The $4 trillion municipal bond market currently includes approximately 30,000 different issuers and over 900,000 individual securities.1 By comparison, the $11 trillion corporate market consists of approximately 9,000 different issuers and approximately 100,000 unique securities (Fig 5).
Figure 5
The Muni Market is Highly Fragmented
Bloomberg, SIFMA, Moody’s Investors Service. As of March 23, 2024.* Based on a 37% Federal Income tax rate.
In addition to immense size and scale, there’s a lack of standardized disclosure among municipal borrowers and many lack dedicated investor relations departments. These dynamics make it nearly impossible for retail investors to follow every credit and price every bond in the municipal bond market, making it far less efficient than the corporate bond market, where financial information gets digested quickly and pricing is readily available. This lack of transparency highlights the benefits that an active manager with size, scale, and credit expertise can bring to a market where bonds with strong credit profiles are sometimes overlooked and mispricings often exist.
A Retail-Dominated Asset Class
A third inefficiency is the embedded volatility that stems from the dominance of retail investors, which hold over two-thirds of all municipal bonds through mutual funds, separately managed accounts, or direct ownership (Fig 6).
Figure 6
Retail Investors Account for Two-Thirds of Muni Holdings
SIFMA as of March 20, 2024.
This creates a market that is more susceptible to retail sentiment, and thus more volatile and vulnerable to market dislocations than some of the more institutionally controlled segments of fixed income.
Increasing the importance of retail investors, banks and insurance companies began reducing their municipal holdings after the Tax Cuts and Jobs Act of 2017 reduced need for the municipal bond tax shelter. Higher retail ownership, along with smaller dealer balance sheets and the growing presence of exchange traded funds (ETFs), has resulted in a more volatile market, which active managers are typically more adept at navigating—especially when rapidly changing prices are a result of changing tax policies.

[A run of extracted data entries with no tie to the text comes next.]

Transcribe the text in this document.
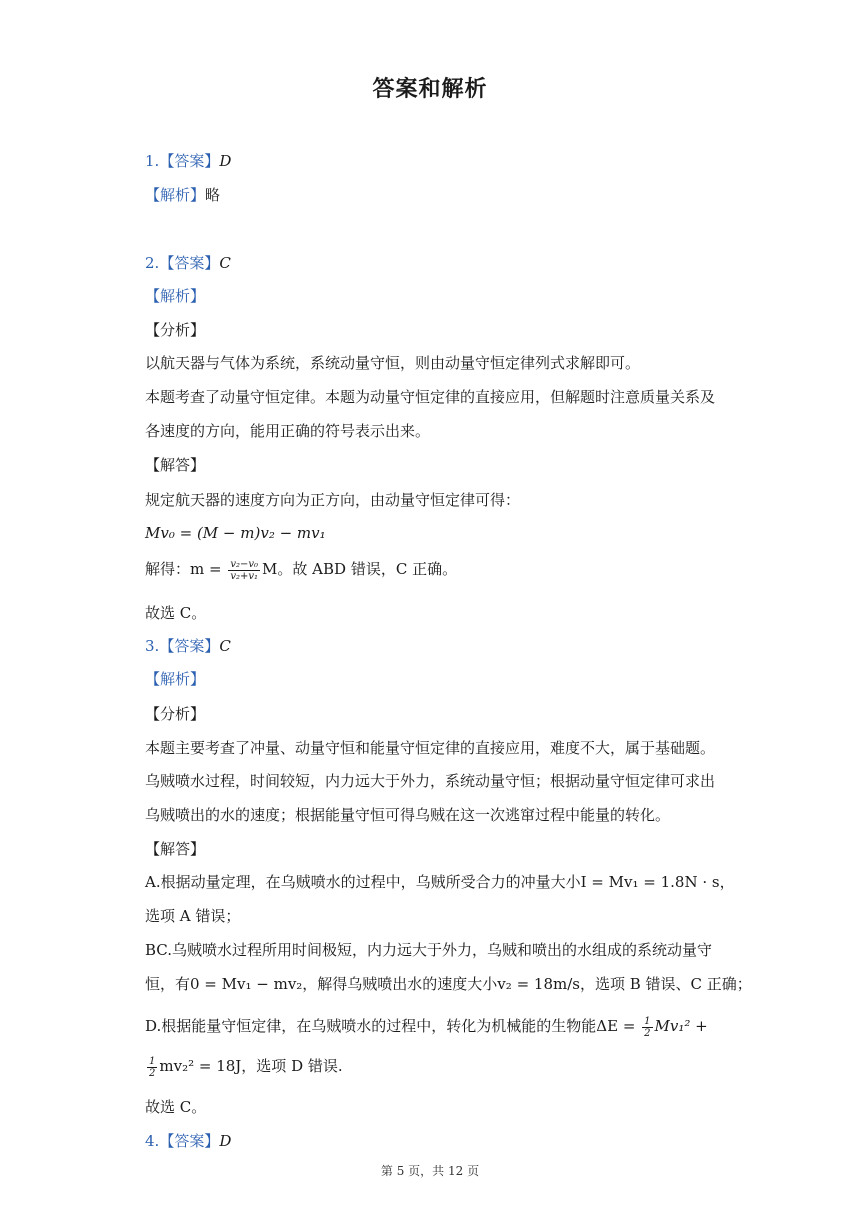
答案和解析
1.【答案】D
【解析】略
2.【答案】C
【解析】
【分析】
以航天器与气体为系统，系统动量守恒，则由动量守恒定律列式求解即可。
本题考查了动量守恒定律。本题为动量守恒定律的直接应用，但解题时注意质量关系及
各速度的方向，能用正确的符号表示出来。
【解答】
规定航天器的速度方向为正方向，由动量守恒定律可得：
Mv₀ = (M − m)v₂ − mv₁
解得：$m = \frac{\text{v₂−v₀}}{\text{v₂+v₁}}$ M。故 ABD 错误，C 正确。
故选 C。
3.【答案】C
【解析】
【分析】
本题主要考查了冲量、动量守恒和能量守恒定律的直接应用，难度不大，属于基础题。
乌贼喷水过程，时间较短，内力远大于外力，系统动量守恒；根据动量守恒定律可求出
乌贼喷出的水的速度；根据能量守恒可得乌贼在这一次逃窜过程中能量的转化。
【解答】
A.根据动量定理，在乌贼喷水的过程中，乌贼所受合力的冲量大小I = Mv₁ = 1.8N · s，
选项 A 错误；
BC.乌贼喷水过程所用时间极短，内力远大于外力，乌贼和喷出的水组成的系统动量守
恒，有0 = Mv₁ − mv₂，解得乌贼喷出水的速度大小v₂ = 18m/s，选项 B 错误、C 正确；
D.根据能量守恒定律，在乌贼喷水的过程中，转化为机械能的生物能$\Delta E = \frac{1}{2} Mv_1^2$ +
$\frac{1}{2} mv_2^2 = 18J$，选项 D 错误.
故选 C。
4.【答案】D
第 5 页，共 12 页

A passive approach to municipal investing may result in foregoing alpha that could be generated by active management. The market inefficiencies specific to the municipal market make it an especially fertile ground for active managers. While large passive funds typically steer capital toward the biggest issuers in the market, these are often the issuers with the lowest yields and potentially least attractive relative value. With the flexibility to move beyond the benchmark, an active muni manager can remain opportunistic, tapping into potential mispricings and exploiting relative value opportunities to generate returns over and above an attractive tax-equivalent yield.